Un accident de la circulation sans gravité mit en contact Virginie et Thomas. Un freinage intempestif de la jeune fille provoqua le choc des tôles froissées. Pendant que la belle inconnue se mouchait et séchait ses larmes, il établissait un constat amiable en n’omettant aucune de ses coordonnées. Il invita la conductrice bouleversée à boire un verre pour se remettre de ses émotions. Quelques semaines plus tard, les carrosseries furent défroissées et les sentiments déclarés.
Anna, la cadette, a rassemblé dans son corps chétif d’un mètre cinquante toute la hargne et tout l’esprit de rébellion qui auraient dû être distribués équitablement dans chacune d’entre nous. Elle est la guerrière qui n’obéit pas. Elle est celle qui n’a jamais craint notre père et qui ne manque pas de lui asséner ses vérités en lui opposant systématiquement des arguments irréfutables. Raymond n’ignore pas que, face à l’avocate inscrite au Barreau de Lille, il n’a aucune chance de trouver une alliée pour sa défense ni aucun espoir de la soumettre un jour.
Luc, son conjoint, ne pouvait être qu’un homme droit et intègre, réfléchi et calme, pour tempérer ce volcan qui entre en éruption dès qu’une injustice ou une inégalité allume la mèche de la revendication.
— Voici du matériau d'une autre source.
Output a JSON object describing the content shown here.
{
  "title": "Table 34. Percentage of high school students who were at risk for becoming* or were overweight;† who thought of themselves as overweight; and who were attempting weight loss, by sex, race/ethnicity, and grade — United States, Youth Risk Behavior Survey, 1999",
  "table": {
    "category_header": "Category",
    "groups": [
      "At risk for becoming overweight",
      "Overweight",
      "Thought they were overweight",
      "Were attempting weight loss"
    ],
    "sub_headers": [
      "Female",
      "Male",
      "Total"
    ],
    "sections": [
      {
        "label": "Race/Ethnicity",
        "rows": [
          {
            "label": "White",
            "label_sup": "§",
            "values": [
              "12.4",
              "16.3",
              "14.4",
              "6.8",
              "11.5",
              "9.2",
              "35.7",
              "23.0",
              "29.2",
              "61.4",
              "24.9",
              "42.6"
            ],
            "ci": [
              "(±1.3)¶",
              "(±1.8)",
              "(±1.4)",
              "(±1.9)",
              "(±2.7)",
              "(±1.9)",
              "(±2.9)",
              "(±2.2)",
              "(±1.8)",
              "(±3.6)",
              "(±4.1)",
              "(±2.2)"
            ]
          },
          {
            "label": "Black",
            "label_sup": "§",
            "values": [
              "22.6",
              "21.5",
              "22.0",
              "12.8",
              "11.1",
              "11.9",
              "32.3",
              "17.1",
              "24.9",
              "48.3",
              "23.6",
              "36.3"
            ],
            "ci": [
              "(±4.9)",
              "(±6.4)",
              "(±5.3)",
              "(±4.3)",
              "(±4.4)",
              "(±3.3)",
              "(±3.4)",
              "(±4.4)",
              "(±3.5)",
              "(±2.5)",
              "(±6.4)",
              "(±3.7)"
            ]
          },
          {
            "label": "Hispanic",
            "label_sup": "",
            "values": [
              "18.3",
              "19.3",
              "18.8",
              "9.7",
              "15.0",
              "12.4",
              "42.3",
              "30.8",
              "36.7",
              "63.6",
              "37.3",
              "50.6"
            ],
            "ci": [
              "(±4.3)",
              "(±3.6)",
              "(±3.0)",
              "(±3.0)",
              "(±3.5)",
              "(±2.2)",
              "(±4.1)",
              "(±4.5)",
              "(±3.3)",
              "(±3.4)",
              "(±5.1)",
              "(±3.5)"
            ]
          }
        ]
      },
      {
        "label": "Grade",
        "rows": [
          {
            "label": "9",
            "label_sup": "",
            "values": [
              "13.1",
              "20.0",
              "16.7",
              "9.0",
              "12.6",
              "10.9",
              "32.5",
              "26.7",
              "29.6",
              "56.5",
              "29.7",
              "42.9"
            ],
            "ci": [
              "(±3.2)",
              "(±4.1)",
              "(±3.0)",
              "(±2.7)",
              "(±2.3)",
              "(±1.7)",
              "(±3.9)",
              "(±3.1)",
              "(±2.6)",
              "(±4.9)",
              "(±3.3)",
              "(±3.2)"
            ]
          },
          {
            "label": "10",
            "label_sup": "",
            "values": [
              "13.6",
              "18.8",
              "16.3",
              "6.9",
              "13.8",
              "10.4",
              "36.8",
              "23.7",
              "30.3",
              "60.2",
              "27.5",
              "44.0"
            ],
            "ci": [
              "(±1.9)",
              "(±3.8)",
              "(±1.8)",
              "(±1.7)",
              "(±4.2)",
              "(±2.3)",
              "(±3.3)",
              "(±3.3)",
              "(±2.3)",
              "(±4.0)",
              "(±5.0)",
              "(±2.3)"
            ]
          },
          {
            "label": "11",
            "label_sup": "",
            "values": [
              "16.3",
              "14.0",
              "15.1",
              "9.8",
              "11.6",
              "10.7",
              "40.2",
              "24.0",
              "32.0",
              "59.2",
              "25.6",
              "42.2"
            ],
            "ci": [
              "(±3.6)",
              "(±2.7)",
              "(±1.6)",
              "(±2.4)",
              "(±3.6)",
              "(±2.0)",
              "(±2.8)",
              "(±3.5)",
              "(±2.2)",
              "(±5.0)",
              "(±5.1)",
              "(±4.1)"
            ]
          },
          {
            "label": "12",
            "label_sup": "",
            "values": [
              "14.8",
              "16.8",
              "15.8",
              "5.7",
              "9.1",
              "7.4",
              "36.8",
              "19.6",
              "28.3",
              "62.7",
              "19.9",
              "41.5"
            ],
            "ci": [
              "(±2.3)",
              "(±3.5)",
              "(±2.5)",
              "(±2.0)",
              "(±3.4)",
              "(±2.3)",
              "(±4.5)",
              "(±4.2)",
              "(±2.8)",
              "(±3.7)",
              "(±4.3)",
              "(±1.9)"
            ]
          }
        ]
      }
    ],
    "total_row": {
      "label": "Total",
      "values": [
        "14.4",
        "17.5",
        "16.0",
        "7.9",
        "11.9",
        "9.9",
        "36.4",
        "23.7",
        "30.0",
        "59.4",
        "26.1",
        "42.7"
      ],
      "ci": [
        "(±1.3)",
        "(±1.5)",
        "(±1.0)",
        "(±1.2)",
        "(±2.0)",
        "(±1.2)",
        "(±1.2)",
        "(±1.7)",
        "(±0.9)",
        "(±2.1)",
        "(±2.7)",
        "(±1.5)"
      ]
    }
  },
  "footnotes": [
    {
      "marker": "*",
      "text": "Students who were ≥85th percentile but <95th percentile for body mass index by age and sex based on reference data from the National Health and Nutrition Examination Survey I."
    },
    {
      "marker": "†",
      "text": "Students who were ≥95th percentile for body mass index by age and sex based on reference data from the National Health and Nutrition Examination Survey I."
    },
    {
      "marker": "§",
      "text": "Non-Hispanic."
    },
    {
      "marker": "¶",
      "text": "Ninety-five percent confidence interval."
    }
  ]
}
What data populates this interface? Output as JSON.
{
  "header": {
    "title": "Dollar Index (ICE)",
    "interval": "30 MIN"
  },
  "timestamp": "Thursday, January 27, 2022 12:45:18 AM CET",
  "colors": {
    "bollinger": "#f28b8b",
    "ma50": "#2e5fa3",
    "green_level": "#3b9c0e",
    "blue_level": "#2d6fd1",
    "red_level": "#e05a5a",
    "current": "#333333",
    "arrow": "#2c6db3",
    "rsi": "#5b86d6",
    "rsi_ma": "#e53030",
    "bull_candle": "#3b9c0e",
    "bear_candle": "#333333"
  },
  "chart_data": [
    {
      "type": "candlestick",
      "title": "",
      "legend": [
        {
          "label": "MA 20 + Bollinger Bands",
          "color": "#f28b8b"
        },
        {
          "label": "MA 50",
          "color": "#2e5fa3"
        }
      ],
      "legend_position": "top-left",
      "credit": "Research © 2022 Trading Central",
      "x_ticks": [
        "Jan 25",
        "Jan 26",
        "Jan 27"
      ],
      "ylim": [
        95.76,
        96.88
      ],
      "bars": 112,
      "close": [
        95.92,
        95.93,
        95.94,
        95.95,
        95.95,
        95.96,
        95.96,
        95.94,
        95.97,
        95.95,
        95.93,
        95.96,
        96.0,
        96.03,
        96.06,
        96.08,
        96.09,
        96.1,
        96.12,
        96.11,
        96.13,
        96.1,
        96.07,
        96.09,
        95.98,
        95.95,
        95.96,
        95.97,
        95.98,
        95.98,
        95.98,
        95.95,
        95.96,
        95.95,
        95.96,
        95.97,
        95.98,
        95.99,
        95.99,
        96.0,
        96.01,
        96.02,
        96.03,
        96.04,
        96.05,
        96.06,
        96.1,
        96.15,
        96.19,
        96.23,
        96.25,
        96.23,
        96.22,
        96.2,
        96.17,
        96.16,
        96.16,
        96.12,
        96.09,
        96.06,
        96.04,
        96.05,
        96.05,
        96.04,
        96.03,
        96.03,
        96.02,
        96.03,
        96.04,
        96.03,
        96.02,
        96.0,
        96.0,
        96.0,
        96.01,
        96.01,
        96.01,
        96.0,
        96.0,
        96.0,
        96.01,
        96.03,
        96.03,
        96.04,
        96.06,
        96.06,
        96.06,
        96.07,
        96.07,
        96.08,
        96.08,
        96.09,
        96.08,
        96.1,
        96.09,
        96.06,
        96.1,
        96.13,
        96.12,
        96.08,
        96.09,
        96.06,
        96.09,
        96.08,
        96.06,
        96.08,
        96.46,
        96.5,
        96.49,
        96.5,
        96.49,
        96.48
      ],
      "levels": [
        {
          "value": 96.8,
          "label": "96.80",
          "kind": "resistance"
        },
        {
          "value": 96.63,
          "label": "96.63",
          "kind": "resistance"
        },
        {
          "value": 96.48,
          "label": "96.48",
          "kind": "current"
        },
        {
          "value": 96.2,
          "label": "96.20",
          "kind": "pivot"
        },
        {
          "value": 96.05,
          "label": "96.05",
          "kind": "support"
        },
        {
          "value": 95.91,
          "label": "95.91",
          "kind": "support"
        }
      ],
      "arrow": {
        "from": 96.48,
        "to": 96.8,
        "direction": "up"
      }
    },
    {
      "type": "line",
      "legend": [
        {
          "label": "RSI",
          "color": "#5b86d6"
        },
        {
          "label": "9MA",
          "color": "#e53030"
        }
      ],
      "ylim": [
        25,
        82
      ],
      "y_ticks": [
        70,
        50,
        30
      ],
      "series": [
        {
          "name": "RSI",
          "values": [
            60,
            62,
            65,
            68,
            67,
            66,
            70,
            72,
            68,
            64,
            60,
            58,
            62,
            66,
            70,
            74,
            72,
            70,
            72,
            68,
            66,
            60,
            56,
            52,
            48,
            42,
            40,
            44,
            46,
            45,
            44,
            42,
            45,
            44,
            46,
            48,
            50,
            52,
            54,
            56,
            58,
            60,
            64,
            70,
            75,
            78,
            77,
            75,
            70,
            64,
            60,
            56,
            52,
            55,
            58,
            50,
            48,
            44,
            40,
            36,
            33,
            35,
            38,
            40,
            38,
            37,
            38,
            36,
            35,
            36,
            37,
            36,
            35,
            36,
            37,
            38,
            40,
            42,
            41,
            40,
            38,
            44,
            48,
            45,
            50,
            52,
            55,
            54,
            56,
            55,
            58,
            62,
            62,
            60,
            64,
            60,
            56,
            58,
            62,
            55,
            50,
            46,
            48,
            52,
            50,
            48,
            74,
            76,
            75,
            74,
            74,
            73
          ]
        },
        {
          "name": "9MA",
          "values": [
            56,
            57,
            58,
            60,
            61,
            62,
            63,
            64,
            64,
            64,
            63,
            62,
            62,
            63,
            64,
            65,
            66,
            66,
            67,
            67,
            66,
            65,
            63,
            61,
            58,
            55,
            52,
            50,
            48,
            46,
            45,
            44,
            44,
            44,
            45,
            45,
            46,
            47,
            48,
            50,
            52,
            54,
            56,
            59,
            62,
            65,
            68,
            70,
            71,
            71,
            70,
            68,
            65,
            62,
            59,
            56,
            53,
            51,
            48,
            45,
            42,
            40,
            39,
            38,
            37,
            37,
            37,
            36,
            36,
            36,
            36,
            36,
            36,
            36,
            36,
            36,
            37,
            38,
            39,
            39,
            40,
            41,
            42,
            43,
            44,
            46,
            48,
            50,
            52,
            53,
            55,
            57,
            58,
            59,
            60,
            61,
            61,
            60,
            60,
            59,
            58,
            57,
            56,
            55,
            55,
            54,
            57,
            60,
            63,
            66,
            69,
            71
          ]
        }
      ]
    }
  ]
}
Ce que Raymond prend pour de la lâcheté est au contraire une poigne ferme dans un gant de velours doux et diplomate.
Anna et Luc s’étaient rencontrés sur les bancs du lycée. Il avait remarqué dès les premiers jours de classe cette petite rousse à la grande bouche. Elle râlait déjà contre la mauvaise programmation des cours dans l’emploi du temps, contre le coût des nombreuses fournitures imposées aux parents, contre leur présence obligatoire au lycée les samedis matin… Le courage qu’elle mettait dans l’expression de ses opinions l’avait séduit après sa lumineuse beauté. Elle prenait la tête des manifestations lycéennes à chaque réforme de l’Éducation nationale. Un jour, pendant la marche d’un de ces rassemblements vers la préfecture, ils se retrouvèrent fermement encadrés par une section de CRS. Assis côte à côte pendant de longues heures, ils se rapprochèrent, animés par les mêmes convictions et interrogations, la même énergie, le même élan amoureux.
Heureux de contrer l’aïeul misogyne, ils ont eu trois filles, Anaïs, Chloé, et Lou.
Charly est là aussi. Collègue de travail de Raymond, il en est devenu l’ami indéfectible, le complice, le compagnon de bistrot. Il participe à toutes les fêtes de famille, s’assied à la place du fils que mon père aurait aimé avoir.
Il est un être lunaire. La nature l’a doté de la corpulence d’un géant à l’esprit inachevé dont le développement a été stoppé dans sa course à l’âge de 8 ans. Il est démuni de mauvaises pensées, comme un ciel bleu et clair ignore les nuages. Il ne sent pas le vent méchant dans son dos qui pourrait le pousser dans des chemins embourbés. Son esprit simple et bon se contente de flotter comme un ballon au gré du souffle pervers en lui accordant sa confiance, sans se poser de question. Il ne voit ni la malice, ni la manipulation, ni la moquerie. De la même manière, il boit chaque parole de Raymond comme un grand cru délicieux et colle naturellement sur cette bouteille précieuse un label de vérité. Charly se dit que son ami a toujours été là pour le protéger.